Even the controversial "coffee" Pinotage has paid its dues. Hate it or love it, says Rudiger Gretschel, technical director of Vinimark, who believes Bertus Fourie (who pioneered this style at Diemersfontein in Wellington) created a style that opened an arena for Pinotage to be recognized. Adding another colour to the Rainbow Nation, this much-debated style continues to percolate into previously non-wine drinking SA households, with a solid following in the United Kingdom and Northern America. 


Gretschel also pursued his own project in the Piekenierskloof with his Sangiro Pinotage.

"Expect a harsh, unirrigated yet holistically dreamy environment where Pinotage vines reap the benefits of sandstone soils, cool breezes and altitude (600m above sea level), resulting in a lighter, linear style with high natural acidity."

Francois Roode joined Diemersfontein as winemaker 18 years ago and has since seen many faces of a varietal "that can give Cabernet Sauvignon a run for its money. Now we also create serious Pinotage. Changing seasons required a paradigm shift with stylistic adjustments, leading to better canopy and water management and planting to heat-resistant rootstock."


The Man Family Wine founders.

The Man Family Wine founders.



Riaan Moller, winemaker at Lievland and Man Family Wines, remains in awe of Pinotage's versatility." The Lievland Pinotage 2020 (91 points) was created from two blocks. The low-lying Agter-Paarl block has its heart anchored in shale, producing aromatic aromas. The Paardeberg vineyard grows on granite which adds grip and tannin. If you stay involved throughout the process, you will experience excellence.”



The future of Pinotage

Harvesting at Man Family Wines.

Harvesting at Man Family Wines.



L'Avenir means future, which is also the message this estate wants to bring across with Pinotage.  

Its Advini chapter started when the winemaker Dirk Coetzee convinced the new French owners that its quality stretches beyond the limited vision of "just another hybrid."

Its owners subsequently bought into a property and a cultivar they knew very little about, tells Edo Heyns, Strategic Development and Marketing Director at Advini South Africa.

"It intrigued them to deal with a quality cultivar that originated outside of France."

A fundamental mind shift is palpable in the way consumers react to Pinotage when presented in international tastings as a fine wine, Heyns continues, evoking excitement as something authentically South African with the ability to masterly express terroir. 

"Until now, little emphasis was put on climate and soil types, and this contributes to Pinotage's intrinsic qualities to stand beside world-class red wines, channelling the conversation to the world's best sommeliers and opinion makers."

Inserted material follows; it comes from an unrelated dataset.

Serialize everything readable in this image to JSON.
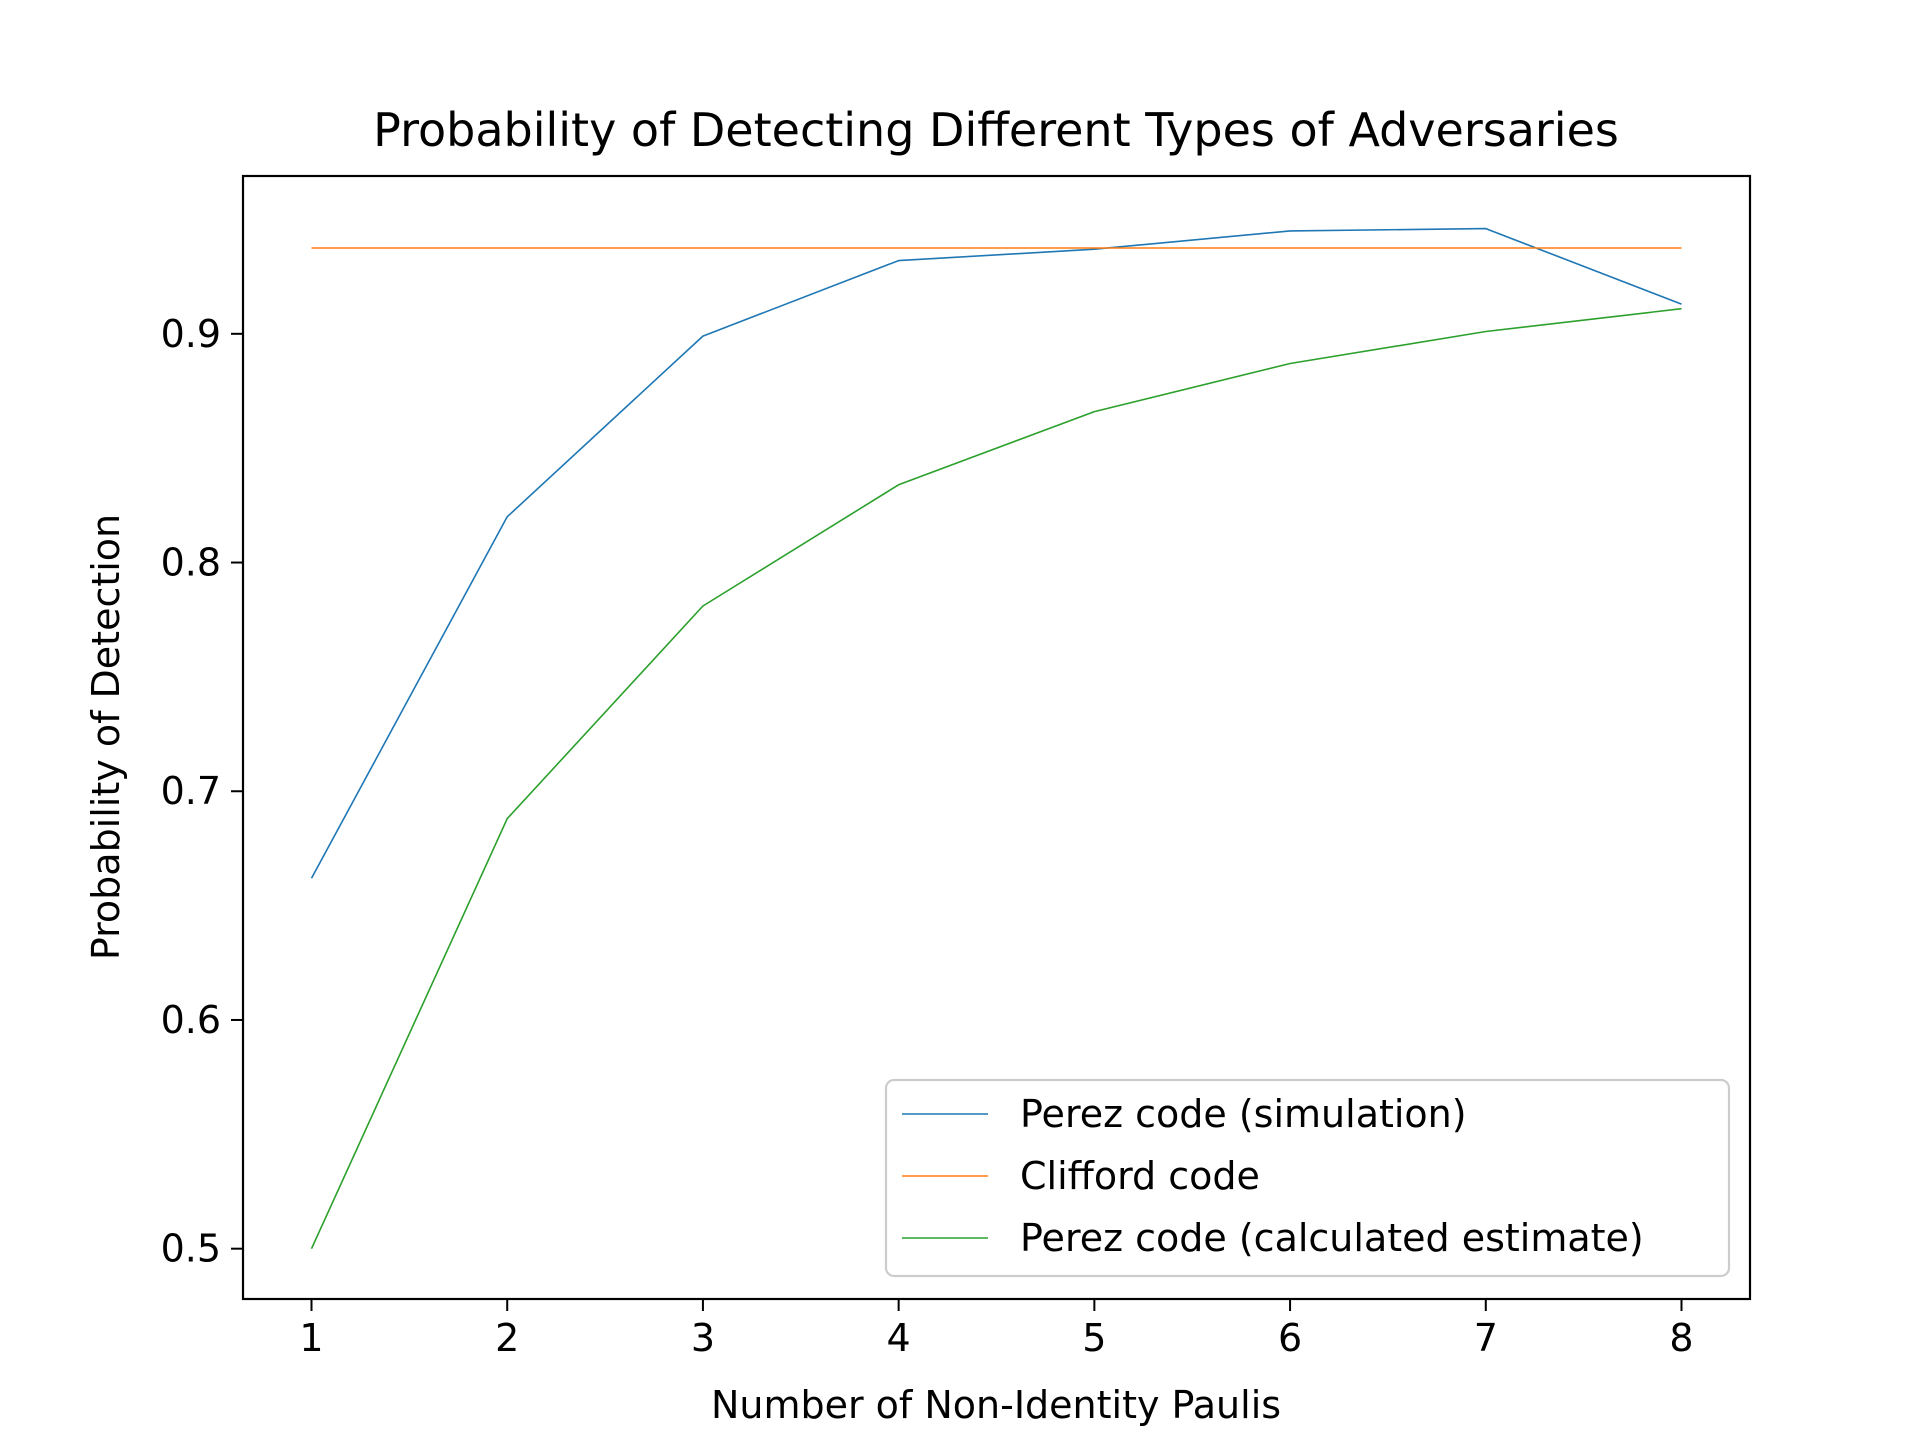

When Pinotage enters the conversation, quality is unequivocal. Its merit persists in an enormous spectrum of styles keeping the world engaged. Be it an elegant Provence-inspired style, a whimsical and fruity wine like Beaujolais, echoing Chateauneuf-du-Pape in a blend with Mediterranean varieties or rubbing shoulders with the power of St. Joseph, Pinotage has risen as a raconteur and a dignitary example of fine wine on the world's wine podium.